Canadian diamond exploration and mining company Lucara Diamond has acquired Clara Diamond Solutions, a digital platform aimed at transforming how rough precious rocks are sold, for $29 million (Rs 188 crore).
Clara’s main asset is a program that applies algorithms to match rough diamond production with polished manufacturing demand on a stone by stone basis. It also uses blockchain, the technology behind digital currency bitcoin, to allow buyers source rough diamonds tailored to specific polished gems demand, resulting in improved margins for both buyers and sellers.
Lucara will use its digital platform to transform the process of how rough diamonds are sold in the market, it said in a statement.
"Clara uses proprietary analytics together with cloud and blockchain technologies to modernise the existing diamond supply chain, driving efficiencies and ensuring diamond provenance from mine to finger," it said.
Lucara intends to commercialise the Clara platform using a selection of the diamond production from the company’s Karowe Diamond Mine and later expand to accommodate diamond uptake from a variety of sources across the supply chain, the company said.
"Testing on the platform has demonstrated the potential to unlock greater than 20% of value throughout the diamond pipeline. Clara’s revenue model will be based on capturing a portion of this incremental value," it said.
Lucara has also replaced William Lamb with Eira Thomas, who is one of the firm’s co-founders, as CEO.
“Consumers want to know that their diamonds are produced from mines that are good stewards of the land, that have social policies, that are progressive, that we think about our contributions to our communities,” Thomas was quoted as saying by The Financial Times.
Blockchain systems are seeing increased use in supply chain management as they can streamline the process by permanently recording each transaction on the blockchain, significantly increasing transparency.
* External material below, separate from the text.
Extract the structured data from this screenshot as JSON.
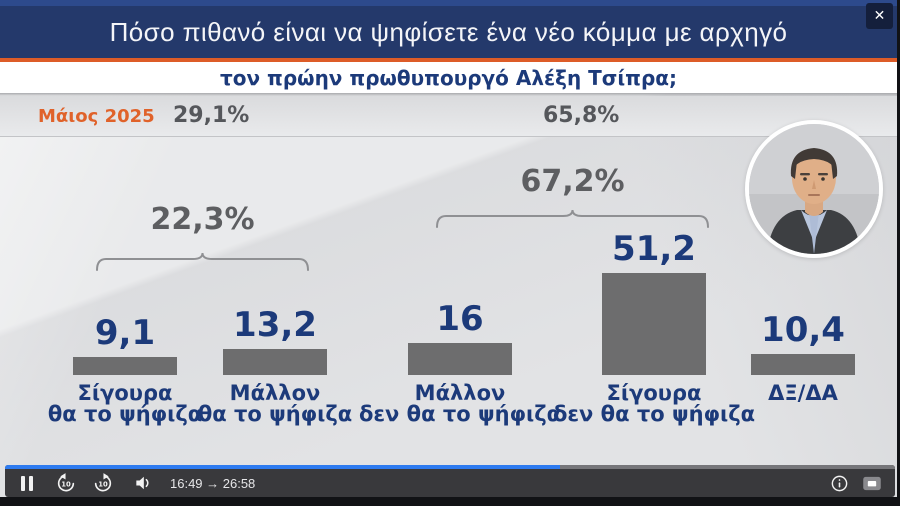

With the move towards blockchain tech, Lucara joins the ranks of larger peers such as De Beers and Russia’s Alrosa PJSC, according to a Bloomberg report. Last month De Beers said it was testing a virtual ledger to ensure consumers that its gems are genuine.
"It is a huge public ledger as immutable as anything invented. It is a much more un-hackable system than anything on a single server," De Beers’ CEO Bruce Cleaver was quoted as saying by The Bitcoinist.